Traevon Jackson shook off an early turnover to have another efficient game (10 points, 3-to-1 assists-to-turnover); Dekker finish with 15 points (including a couple alley-oop dunks) and eight rebounds while senior Ben Brust scored all 10 of his points in the second half.

And because of Hayes, six different players have led Wisconsin in scoring through 14 games.

"You just have to take advantage of it," said Jackson. "Whoever is hot you feed him. Whoever is not, try to get them going again."

Wildcats got a game and career-high 23 points from Alex Olah, but didn't get much production from leading scorer Drew Crawford. Entering the game scoring 16.4 points per game, Crawford felt the wrath of Josh Gasser's defense, as Gasser didn't score a point but held Crawford to 3-for-11 from the floor. Northwestern shot just 34.5 percent from the floor and was held to 14 first-half points.

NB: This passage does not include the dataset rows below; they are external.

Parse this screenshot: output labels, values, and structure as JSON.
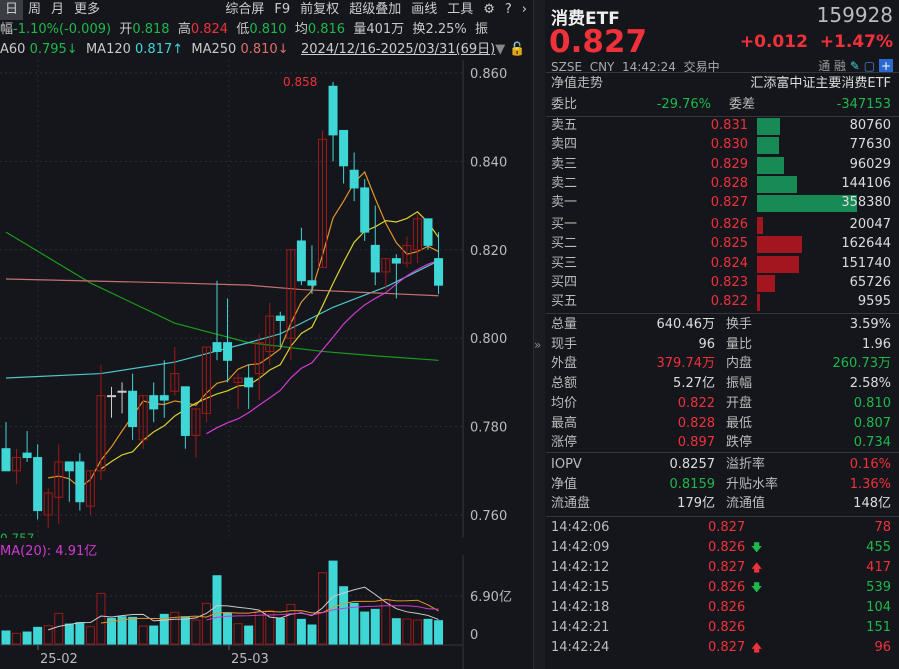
{
  "toolbar": {
    "left": [
      "日",
      "周",
      "月",
      "更多"
    ],
    "right": [
      "综合屏",
      "F9",
      "前复权",
      "超级叠加",
      "画线",
      "工具"
    ],
    "icons": [
      "gear-icon",
      "help-icon",
      "chevron-right-icon"
    ]
  },
  "info": {
    "change_label": "幅",
    "change": "-1.10%(-0.009)",
    "open_label": "开",
    "open": "0.818",
    "high_label": "高",
    "high": "0.824",
    "low_label": "低",
    "low": "0.810",
    "avg_label": "均",
    "avg": "0.816",
    "vol_label": "量",
    "vol": "401万",
    "turn_label": "换",
    "turn": "2.25%",
    "amp_label": "振"
  },
  "ma": {
    "ma60_label": "A60",
    "ma60": "0.795↓",
    "ma120_label": "MA120",
    "ma120": "0.817↑",
    "ma250_label": "MA250",
    "ma250": "0.810↓",
    "range": "2024/12/16-2025/03/31(69日)"
  },
  "colors": {
    "up": "#f0313a",
    "down": "#3fd6d6",
    "ma5": "#e0962a",
    "ma10": "#d8d030",
    "ma20": "#d23ad2",
    "ma60": "#1a9a1a",
    "ma120": "#4cc8c8",
    "ma250": "#c87070",
    "bg": "#14161b"
  },
  "chart_data": {
    "type": "candlestick",
    "price_ticks": [
      "0.860",
      "0.840",
      "0.820",
      "0.800",
      "0.780",
      "0.760"
    ],
    "ylim": [
      0.757,
      0.86
    ],
    "high_marker": "0.858",
    "low_marker": "0.757",
    "x_ticks": [
      "25-02",
      "25-03"
    ],
    "candles": [
      [
        0.775,
        0.77,
        0.781,
        0.77
      ],
      [
        0.77,
        0.773,
        0.775,
        0.767
      ],
      [
        0.774,
        0.773,
        0.779,
        0.772
      ],
      [
        0.773,
        0.761,
        0.776,
        0.759
      ],
      [
        0.76,
        0.765,
        0.766,
        0.757
      ],
      [
        0.764,
        0.772,
        0.776,
        0.758
      ],
      [
        0.772,
        0.77,
        0.772,
        0.763
      ],
      [
        0.772,
        0.763,
        0.774,
        0.761
      ],
      [
        0.762,
        0.77,
        0.77,
        0.76
      ],
      [
        0.77,
        0.787,
        0.794,
        0.768
      ],
      [
        0.787,
        0.787,
        0.789,
        0.782
      ],
      [
        0.788,
        0.788,
        0.79,
        0.783
      ],
      [
        0.788,
        0.78,
        0.792,
        0.777
      ],
      [
        0.777,
        0.787,
        0.787,
        0.775
      ],
      [
        0.787,
        0.784,
        0.79,
        0.781
      ],
      [
        0.787,
        0.786,
        0.795,
        0.782
      ],
      [
        0.788,
        0.792,
        0.798,
        0.787
      ],
      [
        0.789,
        0.778,
        0.789,
        0.775
      ],
      [
        0.778,
        0.784,
        0.784,
        0.773
      ],
      [
        0.783,
        0.798,
        0.798,
        0.781
      ],
      [
        0.799,
        0.797,
        0.813,
        0.795
      ],
      [
        0.799,
        0.795,
        0.809,
        0.79
      ],
      [
        0.79,
        0.791,
        0.792,
        0.784
      ],
      [
        0.791,
        0.789,
        0.794,
        0.784
      ],
      [
        0.792,
        0.799,
        0.801,
        0.786
      ],
      [
        0.797,
        0.805,
        0.808,
        0.794
      ],
      [
        0.805,
        0.804,
        0.806,
        0.798
      ],
      [
        0.8,
        0.82,
        0.82,
        0.795
      ],
      [
        0.822,
        0.813,
        0.825,
        0.812
      ],
      [
        0.813,
        0.812,
        0.821,
        0.81
      ],
      [
        0.816,
        0.845,
        0.847,
        0.816
      ],
      [
        0.857,
        0.846,
        0.858,
        0.84
      ],
      [
        0.847,
        0.839,
        0.847,
        0.835
      ],
      [
        0.838,
        0.834,
        0.842,
        0.831
      ],
      [
        0.834,
        0.824,
        0.836,
        0.822
      ],
      [
        0.821,
        0.815,
        0.83,
        0.812
      ],
      [
        0.815,
        0.818,
        0.818,
        0.811
      ],
      [
        0.818,
        0.817,
        0.819,
        0.809
      ],
      [
        0.817,
        0.821,
        0.823,
        0.816
      ],
      [
        0.82,
        0.827,
        0.828,
        0.817
      ],
      [
        0.827,
        0.821,
        0.827,
        0.82
      ],
      [
        0.818,
        0.812,
        0.824,
        0.81
      ]
    ],
    "ma60": [
      [
        0,
        0.824
      ],
      [
        8,
        0.8125
      ],
      [
        16,
        0.8034
      ],
      [
        23,
        0.799
      ],
      [
        30,
        0.797
      ],
      [
        35,
        0.796
      ],
      [
        41,
        0.795
      ]
    ],
    "ma120": [
      [
        0,
        0.791
      ],
      [
        9,
        0.792
      ],
      [
        16,
        0.7946
      ],
      [
        23,
        0.799
      ],
      [
        26,
        0.801
      ],
      [
        31,
        0.807
      ],
      [
        36,
        0.8116
      ],
      [
        41,
        0.8175
      ]
    ],
    "ma250": [
      [
        0,
        0.8134
      ],
      [
        16,
        0.8125
      ],
      [
        23,
        0.812
      ],
      [
        28,
        0.811
      ],
      [
        41,
        0.8096
      ]
    ],
    "volume_label": "MA(20): 4.91亿",
    "volume_ticks": [
      "6.90亿",
      "0"
    ],
    "volume": [
      1.87,
      1.53,
      1.72,
      2.39,
      2.63,
      4.4,
      2.87,
      3.06,
      2.49,
      7.27,
      3.68,
      3.92,
      3.83,
      2.58,
      2.58,
      4.26,
      4.55,
      3.92,
      3.44,
      5.84,
      9.81,
      4.4,
      2.92,
      2.58,
      4.64,
      4.78,
      3.68,
      5.69,
      3.54,
      2.73,
      10.24,
      11.91,
      8.23,
      5.84,
      4.59,
      4.98,
      6.32,
      3.64,
      3.59,
      3.44,
      3.54,
      3.35
    ]
  },
  "quote": {
    "name": "消费ETF",
    "code": "159928",
    "price": "0.827",
    "change": "+0.012",
    "pct": "+1.47%",
    "exchange": "SZSE",
    "currency": "CNY",
    "time": "14:42:24",
    "status": "交易中",
    "tong": "通",
    "rong": "融",
    "nav_trend": "净值走势",
    "fund_name": "汇添富中证主要消费ETF"
  },
  "ratio": {
    "label": "委比",
    "value": "-29.76%",
    "diff_label": "委差",
    "diff": "-347153"
  },
  "asks": [
    {
      "label": "卖五",
      "price": "0.831",
      "vol": 80760
    },
    {
      "label": "卖四",
      "price": "0.830",
      "vol": 77630
    },
    {
      "label": "卖三",
      "price": "0.829",
      "vol": 96029
    },
    {
      "label": "卖二",
      "price": "0.828",
      "vol": 144106
    },
    {
      "label": "卖一",
      "price": "0.827",
      "vol": 358380
    }
  ],
  "bids": [
    {
      "label": "买一",
      "price": "0.826",
      "vol": 20047
    },
    {
      "label": "买二",
      "price": "0.825",
      "vol": 162644
    },
    {
      "label": "买三",
      "price": "0.824",
      "vol": 151740
    },
    {
      "label": "买四",
      "price": "0.823",
      "vol": 65726
    },
    {
      "label": "买五",
      "price": "0.822",
      "vol": 9595
    }
  ],
  "stats": [
    {
      "l1": "总量",
      "v1": "640.46万",
      "c1": "white",
      "l2": "换手",
      "v2": "3.59%",
      "c2": "white"
    },
    {
      "l1": "现手",
      "v1": "96",
      "c1": "white",
      "l2": "量比",
      "v2": "1.96",
      "c2": "white"
    },
    {
      "l1": "外盘",
      "v1": "379.74万",
      "c1": "red",
      "l2": "内盘",
      "v2": "260.73万",
      "c2": "green"
    },
    {
      "l1": "总额",
      "v1": "5.27亿",
      "c1": "white",
      "l2": "振幅",
      "v2": "2.58%",
      "c2": "white"
    },
    {
      "l1": "均价",
      "v1": "0.822",
      "c1": "red",
      "l2": "开盘",
      "v2": "0.810",
      "c2": "green"
    },
    {
      "l1": "最高",
      "v1": "0.828",
      "c1": "red",
      "l2": "最低",
      "v2": "0.807",
      "c2": "green"
    },
    {
      "l1": "涨停",
      "v1": "0.897",
      "c1": "red",
      "l2": "跌停",
      "v2": "0.734",
      "c2": "green"
    }
  ],
  "etf": [
    {
      "l1": "IOPV",
      "v1": "0.8257",
      "c1": "white",
      "l2": "溢折率",
      "v2": "0.16%",
      "c2": "red"
    },
    {
      "l1": "净值",
      "v1": "0.8159",
      "c1": "green",
      "l2": "升贴水率",
      "v2": "1.36%",
      "c2": "red"
    },
    {
      "l1": "流通盘",
      "v1": "179亿",
      "c1": "white",
      "l2": "流通值",
      "v2": "148亿",
      "c2": "white"
    }
  ],
  "trades": [
    {
      "time": "14:42:06",
      "price": "0.827",
      "dir": "",
      "vol": "78",
      "side": "red"
    },
    {
      "time": "14:42:09",
      "price": "0.826",
      "dir": "down",
      "vol": "455",
      "side": "green"
    },
    {
      "time": "14:42:12",
      "price": "0.827",
      "dir": "up",
      "vol": "417",
      "side": "red"
    },
    {
      "time": "14:42:15",
      "price": "0.826",
      "dir": "down",
      "vol": "539",
      "side": "green"
    },
    {
      "time": "14:42:18",
      "price": "0.826",
      "dir": "",
      "vol": "104",
      "side": "green"
    },
    {
      "time": "14:42:21",
      "price": "0.826",
      "dir": "",
      "vol": "151",
      "side": "green"
    },
    {
      "time": "14:42:24",
      "price": "0.827",
      "dir": "up",
      "vol": "96",
      "side": "red"
    }
  ]
}
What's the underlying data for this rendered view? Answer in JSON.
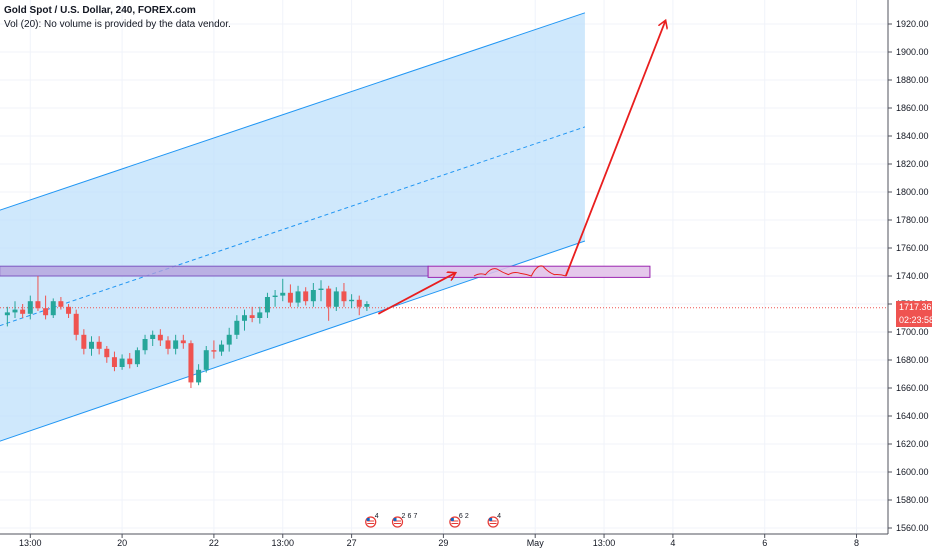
{
  "legend": {
    "symbol": "Gold Spot / U.S. Dollar, 240, FOREX.com",
    "volume": "Vol (20): No volume is provided by the data vendor."
  },
  "colors": {
    "up": "#26a69a",
    "down": "#ef5350",
    "channel_fill": "#bbdefb",
    "channel_line": "#2196f3",
    "zone_purple": "#b39ddb",
    "zone_pink": "#e1bee7",
    "arrow": "#e91e1e",
    "price_line": "#ef5350",
    "grid": "#f0f3fa"
  },
  "price_tag": {
    "price": "1717.36",
    "countdown": "02:23:58"
  },
  "chart_data": {
    "type": "candlestick",
    "title": "Gold Spot / U.S. Dollar, 240, FOREX.com",
    "xlabel": "",
    "ylabel": "",
    "ylim": [
      1555,
      1935
    ],
    "x_ticks": [
      {
        "label": "13:00",
        "t": 2
      },
      {
        "label": "20",
        "t": 14
      },
      {
        "label": "22",
        "t": 26
      },
      {
        "label": "13:00",
        "t": 35
      },
      {
        "label": "27",
        "t": 44
      },
      {
        "label": "29",
        "t": 56
      },
      {
        "label": "May",
        "t": 68
      },
      {
        "label": "13:00",
        "t": 77
      },
      {
        "label": "4",
        "t": 86
      },
      {
        "label": "6",
        "t": 98
      },
      {
        "label": "8",
        "t": 110
      }
    ],
    "y_ticks": [
      1560,
      1580,
      1600,
      1620,
      1640,
      1660,
      1680,
      1700,
      1720,
      1740,
      1760,
      1780,
      1800,
      1820,
      1840,
      1860,
      1880,
      1900,
      1920
    ],
    "last_price": 1717.36,
    "candles": [
      {
        "t": -1,
        "o": 1712,
        "h": 1718,
        "l": 1704,
        "c": 1714
      },
      {
        "t": 0,
        "o": 1714,
        "h": 1722,
        "l": 1710,
        "c": 1716
      },
      {
        "t": 1,
        "o": 1716,
        "h": 1720,
        "l": 1710,
        "c": 1713
      },
      {
        "t": 2,
        "o": 1713,
        "h": 1726,
        "l": 1709,
        "c": 1722
      },
      {
        "t": 3,
        "o": 1722,
        "h": 1740,
        "l": 1715,
        "c": 1717
      },
      {
        "t": 4,
        "o": 1717,
        "h": 1726,
        "l": 1709,
        "c": 1712
      },
      {
        "t": 5,
        "o": 1712,
        "h": 1724,
        "l": 1710,
        "c": 1722
      },
      {
        "t": 6,
        "o": 1722,
        "h": 1725,
        "l": 1716,
        "c": 1718
      },
      {
        "t": 7,
        "o": 1718,
        "h": 1720,
        "l": 1710,
        "c": 1713
      },
      {
        "t": 8,
        "o": 1713,
        "h": 1716,
        "l": 1694,
        "c": 1698
      },
      {
        "t": 9,
        "o": 1698,
        "h": 1702,
        "l": 1684,
        "c": 1688
      },
      {
        "t": 10,
        "o": 1688,
        "h": 1697,
        "l": 1683,
        "c": 1693
      },
      {
        "t": 11,
        "o": 1693,
        "h": 1697,
        "l": 1684,
        "c": 1688
      },
      {
        "t": 12,
        "o": 1688,
        "h": 1690,
        "l": 1678,
        "c": 1682
      },
      {
        "t": 13,
        "o": 1682,
        "h": 1686,
        "l": 1672,
        "c": 1675
      },
      {
        "t": 14,
        "o": 1675,
        "h": 1684,
        "l": 1673,
        "c": 1681
      },
      {
        "t": 15,
        "o": 1681,
        "h": 1685,
        "l": 1674,
        "c": 1677
      },
      {
        "t": 16,
        "o": 1677,
        "h": 1689,
        "l": 1675,
        "c": 1687
      },
      {
        "t": 17,
        "o": 1687,
        "h": 1698,
        "l": 1684,
        "c": 1695
      },
      {
        "t": 18,
        "o": 1695,
        "h": 1701,
        "l": 1690,
        "c": 1698
      },
      {
        "t": 19,
        "o": 1698,
        "h": 1702,
        "l": 1690,
        "c": 1694
      },
      {
        "t": 20,
        "o": 1694,
        "h": 1697,
        "l": 1684,
        "c": 1688
      },
      {
        "t": 21,
        "o": 1688,
        "h": 1698,
        "l": 1684,
        "c": 1694
      },
      {
        "t": 22,
        "o": 1694,
        "h": 1698,
        "l": 1688,
        "c": 1692
      },
      {
        "t": 23,
        "o": 1692,
        "h": 1694,
        "l": 1660,
        "c": 1664
      },
      {
        "t": 24,
        "o": 1664,
        "h": 1677,
        "l": 1662,
        "c": 1673
      },
      {
        "t": 25,
        "o": 1673,
        "h": 1690,
        "l": 1671,
        "c": 1687
      },
      {
        "t": 26,
        "o": 1687,
        "h": 1694,
        "l": 1681,
        "c": 1686
      },
      {
        "t": 27,
        "o": 1686,
        "h": 1694,
        "l": 1683,
        "c": 1691
      },
      {
        "t": 28,
        "o": 1691,
        "h": 1703,
        "l": 1686,
        "c": 1698
      },
      {
        "t": 29,
        "o": 1698,
        "h": 1712,
        "l": 1695,
        "c": 1708
      },
      {
        "t": 30,
        "o": 1708,
        "h": 1716,
        "l": 1701,
        "c": 1712
      },
      {
        "t": 31,
        "o": 1712,
        "h": 1718,
        "l": 1707,
        "c": 1710
      },
      {
        "t": 32,
        "o": 1710,
        "h": 1718,
        "l": 1706,
        "c": 1714
      },
      {
        "t": 33,
        "o": 1714,
        "h": 1728,
        "l": 1710,
        "c": 1725
      },
      {
        "t": 34,
        "o": 1725,
        "h": 1730,
        "l": 1718,
        "c": 1726
      },
      {
        "t": 35,
        "o": 1726,
        "h": 1738,
        "l": 1722,
        "c": 1728
      },
      {
        "t": 36,
        "o": 1728,
        "h": 1734,
        "l": 1718,
        "c": 1721
      },
      {
        "t": 37,
        "o": 1721,
        "h": 1733,
        "l": 1718,
        "c": 1729
      },
      {
        "t": 38,
        "o": 1729,
        "h": 1732,
        "l": 1719,
        "c": 1722
      },
      {
        "t": 39,
        "o": 1722,
        "h": 1735,
        "l": 1718,
        "c": 1730
      },
      {
        "t": 40,
        "o": 1730,
        "h": 1737,
        "l": 1722,
        "c": 1731
      },
      {
        "t": 41,
        "o": 1731,
        "h": 1733,
        "l": 1708,
        "c": 1718
      },
      {
        "t": 42,
        "o": 1718,
        "h": 1732,
        "l": 1715,
        "c": 1729
      },
      {
        "t": 43,
        "o": 1729,
        "h": 1735,
        "l": 1718,
        "c": 1722
      },
      {
        "t": 44,
        "o": 1722,
        "h": 1727,
        "l": 1717,
        "c": 1723
      },
      {
        "t": 45,
        "o": 1723,
        "h": 1726,
        "l": 1712,
        "c": 1718
      },
      {
        "t": 46,
        "o": 1718,
        "h": 1722,
        "l": 1715,
        "c": 1720
      }
    ],
    "drawings": {
      "channel": {
        "upper": [
          [
            -2,
            1787
          ],
          [
            74.5,
            1928
          ]
        ],
        "lower": [
          [
            -2,
            1622
          ],
          [
            74.5,
            1765
          ]
        ]
      },
      "zone_purple": {
        "t0": -2,
        "t1": 54,
        "top": 1747,
        "bottom": 1740
      },
      "zone_pink": {
        "t0": 54,
        "t1": 83,
        "top": 1747,
        "bottom": 1739
      },
      "arrows": [
        {
          "from": [
            47.5,
            1713
          ],
          "to": [
            57.5,
            1742
          ]
        },
        {
          "from": [
            72,
            1740
          ],
          "to": [
            85,
            1922
          ]
        }
      ],
      "wave": [
        [
          60,
          1740
        ],
        [
          61.5,
          1741
        ],
        [
          63,
          1745
        ],
        [
          64.5,
          1741
        ],
        [
          66,
          1742
        ],
        [
          67.5,
          1740
        ],
        [
          69,
          1747
        ],
        [
          70.5,
          1741
        ],
        [
          72,
          1740
        ]
      ]
    },
    "events": [
      {
        "t": 46.5,
        "labels": [
          "4"
        ]
      },
      {
        "t": 50,
        "labels": [
          "2",
          "6",
          "7"
        ]
      },
      {
        "t": 57.5,
        "labels": [
          "6",
          "2"
        ]
      },
      {
        "t": 62.5,
        "labels": [
          "4"
        ]
      }
    ]
  }
}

"They haven't had all their pieces healthy to get an offensive rhythm," said Ryan.

A late arriving crowd because of a snowstorm that had been blanketing the area, fans arrived just in time to see Wisconsin start to pull away by the midway point of the first half.

Missing six of its first seven shots, Wisconsin's second-chance basket from Dekker ignited a 16-2 run over an 8:10 span that was comprised of seven layups and two free throws. That kind of production made it moot that the Badgers missed their first five 3-point attempts until Dukan connected with 3:42 remaining, as Hayes scored eight on that decisive early stretch after entering the game at 16:02 and UW down 4-3.

"I would say it helped a lot," said Hayes of the scoring lift, eventually helping UW. "I won't say it was all me, but I came out there and I made the shots when I took them. Fortunately they went in and I tried to do my best on defense to stop their big guy and help wherever I was needed.

"The spark I did bring, I guess I did help with us. It was a little battle going back and forth and I kinda opened up the game for us, helped us relax and increase our lead."